И – подносики с чашками, бирюзоватыми, тихо носимыми (два белобаких лакея).

И Питер Бибаго – притронулся к чашке; какая-то дама дотронулась веером до – я не знаю чего.

Кто-то робкий, в визитке бесхвостой, визиткой обтянутый, тихо вошел: прошел в угол.

На фронт: в горизонт!

Пред столиком, крытым рыжавою скатертью, в клетчатой паре (кофейная клетка) стоял психиатр, Николай Николаич Пэпэш-Довлиаш, озираясь на карие полки с кирпич-ною книгой, и желтую кожу с дюшеса счищал; он двум юношам, бросившим фронт, Казе Ляхтичу и Броне Бленди, горчайшими, правокадетскими правдами сыпал, – в обстании кресел кирпичного цвета, дивана, такого же цвета и полок с такого же цвета подобранными переплетами.

Пухвиль из кресла ему поговоркой, его же, с которой он в «Баре-Пэаре» являлся:

– Вулэ ву гулэ?

Николай Николаевич выставил нос из-за груши с обиженным фырком:

– Дела-дела, – ножик фруктовый приставил он к шее;

– Тут вот!

И усы стал обсасывать, видя, что «князь» с полновесием, с ласкою выпуклых и водянистых прищуренных глаз приближался; хозяин, хозяйка, две дамы – за «князем».

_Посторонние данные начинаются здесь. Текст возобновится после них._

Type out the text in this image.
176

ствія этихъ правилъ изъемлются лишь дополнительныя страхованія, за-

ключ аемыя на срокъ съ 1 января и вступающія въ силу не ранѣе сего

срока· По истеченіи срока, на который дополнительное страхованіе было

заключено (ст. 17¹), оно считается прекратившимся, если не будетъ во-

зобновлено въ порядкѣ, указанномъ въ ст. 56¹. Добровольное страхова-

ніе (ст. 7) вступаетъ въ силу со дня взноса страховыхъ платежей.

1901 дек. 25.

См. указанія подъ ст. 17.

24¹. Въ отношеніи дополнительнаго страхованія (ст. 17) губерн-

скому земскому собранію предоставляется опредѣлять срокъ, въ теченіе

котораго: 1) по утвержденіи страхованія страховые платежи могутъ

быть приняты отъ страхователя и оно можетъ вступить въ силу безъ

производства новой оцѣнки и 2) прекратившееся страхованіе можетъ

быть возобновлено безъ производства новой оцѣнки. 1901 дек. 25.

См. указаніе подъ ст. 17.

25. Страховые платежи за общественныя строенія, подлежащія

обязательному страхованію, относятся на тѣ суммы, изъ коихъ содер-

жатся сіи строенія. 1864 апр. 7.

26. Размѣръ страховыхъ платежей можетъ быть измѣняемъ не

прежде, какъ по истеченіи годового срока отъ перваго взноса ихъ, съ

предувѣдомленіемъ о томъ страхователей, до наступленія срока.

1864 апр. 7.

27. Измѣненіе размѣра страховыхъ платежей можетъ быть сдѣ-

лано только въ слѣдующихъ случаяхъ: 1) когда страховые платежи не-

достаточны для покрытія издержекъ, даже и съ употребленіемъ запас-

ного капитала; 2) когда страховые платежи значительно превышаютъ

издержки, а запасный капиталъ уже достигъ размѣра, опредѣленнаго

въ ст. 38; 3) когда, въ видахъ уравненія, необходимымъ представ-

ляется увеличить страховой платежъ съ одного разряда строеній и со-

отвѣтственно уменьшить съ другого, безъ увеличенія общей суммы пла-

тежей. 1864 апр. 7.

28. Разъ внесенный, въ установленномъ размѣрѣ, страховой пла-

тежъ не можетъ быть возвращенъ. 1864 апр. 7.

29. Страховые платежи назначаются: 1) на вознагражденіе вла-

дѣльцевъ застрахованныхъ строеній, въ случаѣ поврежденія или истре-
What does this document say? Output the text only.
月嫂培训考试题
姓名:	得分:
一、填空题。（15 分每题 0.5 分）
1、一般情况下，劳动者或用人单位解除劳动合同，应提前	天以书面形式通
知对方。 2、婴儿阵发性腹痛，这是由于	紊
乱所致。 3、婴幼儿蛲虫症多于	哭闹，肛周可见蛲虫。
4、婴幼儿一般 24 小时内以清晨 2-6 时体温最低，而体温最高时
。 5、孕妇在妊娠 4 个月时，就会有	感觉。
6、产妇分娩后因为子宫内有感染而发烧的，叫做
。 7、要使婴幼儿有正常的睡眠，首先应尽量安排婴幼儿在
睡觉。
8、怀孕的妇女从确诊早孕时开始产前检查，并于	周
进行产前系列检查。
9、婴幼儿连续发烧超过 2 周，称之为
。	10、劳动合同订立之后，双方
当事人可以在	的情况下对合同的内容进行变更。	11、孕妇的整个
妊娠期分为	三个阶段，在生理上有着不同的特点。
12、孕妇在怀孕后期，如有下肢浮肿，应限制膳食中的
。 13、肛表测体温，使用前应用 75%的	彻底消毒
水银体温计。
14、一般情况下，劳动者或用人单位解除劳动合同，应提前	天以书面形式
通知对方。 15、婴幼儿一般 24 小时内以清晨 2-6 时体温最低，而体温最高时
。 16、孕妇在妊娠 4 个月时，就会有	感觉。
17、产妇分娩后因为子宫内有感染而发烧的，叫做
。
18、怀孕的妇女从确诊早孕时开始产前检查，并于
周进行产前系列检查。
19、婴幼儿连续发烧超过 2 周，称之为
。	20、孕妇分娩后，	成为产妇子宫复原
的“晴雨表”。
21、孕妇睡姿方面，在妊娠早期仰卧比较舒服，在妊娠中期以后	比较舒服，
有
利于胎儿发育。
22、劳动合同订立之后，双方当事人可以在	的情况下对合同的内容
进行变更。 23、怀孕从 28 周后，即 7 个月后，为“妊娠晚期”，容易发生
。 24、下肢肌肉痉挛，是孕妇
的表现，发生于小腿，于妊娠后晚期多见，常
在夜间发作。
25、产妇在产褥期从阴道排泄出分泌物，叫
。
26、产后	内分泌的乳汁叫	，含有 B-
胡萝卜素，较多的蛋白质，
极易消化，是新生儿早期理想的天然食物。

«Князь» в мягкие руки взял руку Пэпэш-Довлиаша и с долгою задержью жал эту руку, – руками, – стараясь, как в душу проникнуть, но… но… не глазами, которыми щупал он полки за лысиной; и рассыпался в почтительной просьбе: хотелось бы «князю» своими глазами увидеть то дело, которым гордилась Россия – лечебницу.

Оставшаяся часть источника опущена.